霧が晴れて人影がはっきりしてくるかのように、すでに謎の輪郭がくっきりと浮かんでいた。善良で信心深い女性は邪悪でしつこい人物に、どこまでも追跡されていた。彼女は男を恐れていた。そうでなければ彼女はローザンヌから逃げたりしなかっただろう。男はまだ後を追っていた。男が女性に追いつくのは時間の問題だった。すでに男は彼女に追いついていたのか?彼女の居場所は分からないままだったのか?彼女の友人の善良な人々は男の暴力やゆすりから彼女を守れなかったのか?どんな恐ろしい目的が、どんな深い企みが、このしつこい追跡の背後に潜んでいるのか?これが私が解決しなければならない問題だった。

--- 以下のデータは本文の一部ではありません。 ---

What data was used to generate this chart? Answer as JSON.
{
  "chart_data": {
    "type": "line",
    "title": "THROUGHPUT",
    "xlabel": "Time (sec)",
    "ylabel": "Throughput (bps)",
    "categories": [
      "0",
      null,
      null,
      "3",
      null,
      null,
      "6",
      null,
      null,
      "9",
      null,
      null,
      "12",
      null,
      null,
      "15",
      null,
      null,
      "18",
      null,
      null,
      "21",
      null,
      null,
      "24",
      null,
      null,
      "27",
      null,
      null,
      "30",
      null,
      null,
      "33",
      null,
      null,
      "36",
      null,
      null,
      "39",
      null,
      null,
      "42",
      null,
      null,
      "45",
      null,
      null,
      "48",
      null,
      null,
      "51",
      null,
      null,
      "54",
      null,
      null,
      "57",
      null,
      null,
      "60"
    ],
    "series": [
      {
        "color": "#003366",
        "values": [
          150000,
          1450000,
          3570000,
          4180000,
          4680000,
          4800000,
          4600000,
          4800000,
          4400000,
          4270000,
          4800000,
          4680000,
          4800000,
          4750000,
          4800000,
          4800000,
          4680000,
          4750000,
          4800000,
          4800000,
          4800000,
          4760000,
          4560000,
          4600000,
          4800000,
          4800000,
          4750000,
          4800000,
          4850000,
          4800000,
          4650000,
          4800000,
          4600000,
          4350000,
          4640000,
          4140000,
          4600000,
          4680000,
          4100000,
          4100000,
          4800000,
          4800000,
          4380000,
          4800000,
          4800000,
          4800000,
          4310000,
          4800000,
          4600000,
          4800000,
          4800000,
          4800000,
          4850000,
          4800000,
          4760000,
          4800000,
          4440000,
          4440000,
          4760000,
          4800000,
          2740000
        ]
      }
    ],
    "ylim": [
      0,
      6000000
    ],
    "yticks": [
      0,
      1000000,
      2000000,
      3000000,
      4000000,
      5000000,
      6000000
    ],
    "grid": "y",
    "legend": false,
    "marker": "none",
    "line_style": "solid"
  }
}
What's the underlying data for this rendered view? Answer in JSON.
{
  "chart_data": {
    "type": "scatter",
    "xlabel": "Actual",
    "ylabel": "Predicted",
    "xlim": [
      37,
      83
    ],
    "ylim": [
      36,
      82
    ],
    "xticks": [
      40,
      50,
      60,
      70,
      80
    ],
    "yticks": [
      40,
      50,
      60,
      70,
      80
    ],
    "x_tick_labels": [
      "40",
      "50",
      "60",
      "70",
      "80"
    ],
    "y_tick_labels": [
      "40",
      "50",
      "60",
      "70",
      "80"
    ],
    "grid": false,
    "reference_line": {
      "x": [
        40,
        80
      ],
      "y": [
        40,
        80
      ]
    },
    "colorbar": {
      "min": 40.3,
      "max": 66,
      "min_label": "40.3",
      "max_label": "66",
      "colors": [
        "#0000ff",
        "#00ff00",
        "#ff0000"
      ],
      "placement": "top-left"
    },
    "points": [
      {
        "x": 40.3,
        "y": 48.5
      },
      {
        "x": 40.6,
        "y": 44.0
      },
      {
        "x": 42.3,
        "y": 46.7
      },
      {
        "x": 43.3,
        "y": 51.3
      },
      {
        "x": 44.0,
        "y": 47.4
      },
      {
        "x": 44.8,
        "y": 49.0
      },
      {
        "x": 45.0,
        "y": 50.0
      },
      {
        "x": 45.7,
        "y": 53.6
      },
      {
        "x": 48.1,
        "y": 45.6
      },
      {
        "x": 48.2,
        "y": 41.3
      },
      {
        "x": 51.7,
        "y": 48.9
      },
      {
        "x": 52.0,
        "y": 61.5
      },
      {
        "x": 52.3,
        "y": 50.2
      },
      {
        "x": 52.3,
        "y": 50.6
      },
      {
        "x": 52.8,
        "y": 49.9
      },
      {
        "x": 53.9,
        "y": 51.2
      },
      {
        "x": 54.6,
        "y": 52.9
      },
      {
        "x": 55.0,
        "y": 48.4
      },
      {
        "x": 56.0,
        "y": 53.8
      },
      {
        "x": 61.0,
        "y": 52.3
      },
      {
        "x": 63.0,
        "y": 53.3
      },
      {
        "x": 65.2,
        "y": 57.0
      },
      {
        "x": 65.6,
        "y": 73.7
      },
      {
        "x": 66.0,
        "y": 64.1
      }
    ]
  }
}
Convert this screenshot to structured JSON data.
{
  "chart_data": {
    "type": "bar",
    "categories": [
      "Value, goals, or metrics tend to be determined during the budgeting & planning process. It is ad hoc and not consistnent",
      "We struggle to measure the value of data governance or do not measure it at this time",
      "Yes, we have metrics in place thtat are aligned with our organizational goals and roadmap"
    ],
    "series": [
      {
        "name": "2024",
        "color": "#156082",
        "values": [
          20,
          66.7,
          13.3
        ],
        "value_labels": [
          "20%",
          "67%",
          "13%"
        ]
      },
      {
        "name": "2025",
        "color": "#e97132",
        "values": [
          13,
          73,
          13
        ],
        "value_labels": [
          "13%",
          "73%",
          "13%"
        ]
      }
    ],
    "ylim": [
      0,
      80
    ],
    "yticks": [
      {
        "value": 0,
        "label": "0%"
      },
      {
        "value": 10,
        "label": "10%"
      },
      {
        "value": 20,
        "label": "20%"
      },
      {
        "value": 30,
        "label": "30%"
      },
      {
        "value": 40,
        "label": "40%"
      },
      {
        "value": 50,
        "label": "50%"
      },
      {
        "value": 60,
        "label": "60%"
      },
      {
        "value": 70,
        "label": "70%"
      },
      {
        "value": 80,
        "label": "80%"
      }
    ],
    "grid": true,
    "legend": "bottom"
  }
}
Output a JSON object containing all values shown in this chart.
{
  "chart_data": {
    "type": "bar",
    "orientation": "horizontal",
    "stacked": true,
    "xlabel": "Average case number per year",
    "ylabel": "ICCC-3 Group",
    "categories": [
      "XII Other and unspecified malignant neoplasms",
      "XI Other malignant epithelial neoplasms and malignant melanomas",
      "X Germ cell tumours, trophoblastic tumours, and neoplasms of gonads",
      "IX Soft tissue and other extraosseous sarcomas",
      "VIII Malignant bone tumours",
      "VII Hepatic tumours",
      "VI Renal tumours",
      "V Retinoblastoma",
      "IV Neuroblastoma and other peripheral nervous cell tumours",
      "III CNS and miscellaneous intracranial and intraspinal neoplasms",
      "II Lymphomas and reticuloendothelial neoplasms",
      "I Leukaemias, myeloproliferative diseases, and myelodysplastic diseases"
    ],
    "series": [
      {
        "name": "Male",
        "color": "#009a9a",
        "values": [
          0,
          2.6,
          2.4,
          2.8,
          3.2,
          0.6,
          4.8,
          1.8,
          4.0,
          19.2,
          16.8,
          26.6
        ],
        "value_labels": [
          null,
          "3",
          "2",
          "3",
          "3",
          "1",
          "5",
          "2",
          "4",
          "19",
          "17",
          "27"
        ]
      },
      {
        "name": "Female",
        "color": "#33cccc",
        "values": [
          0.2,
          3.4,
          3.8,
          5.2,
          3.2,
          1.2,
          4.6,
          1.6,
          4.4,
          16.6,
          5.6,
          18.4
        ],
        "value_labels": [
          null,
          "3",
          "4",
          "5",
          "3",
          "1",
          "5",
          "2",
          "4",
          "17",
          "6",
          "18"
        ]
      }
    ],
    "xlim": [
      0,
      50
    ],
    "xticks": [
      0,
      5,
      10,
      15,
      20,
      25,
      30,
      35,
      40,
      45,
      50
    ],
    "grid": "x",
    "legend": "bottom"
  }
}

私はホームズに、いかに素早く確実に私がこの事件の深層を解明したかという手紙を書いた。その返信に私はシュレジンジャー博士の左耳の様子を尋ねる電報を受け取った。ホームズのユーモアの考え方は奇妙で時には攻撃的だったので、私は彼の時をわきまえない冗談に気を配らなかった。実は、彼の電報が届く前にすでに私はメイドのメリーを追ってモンペリエに着いていたのだ。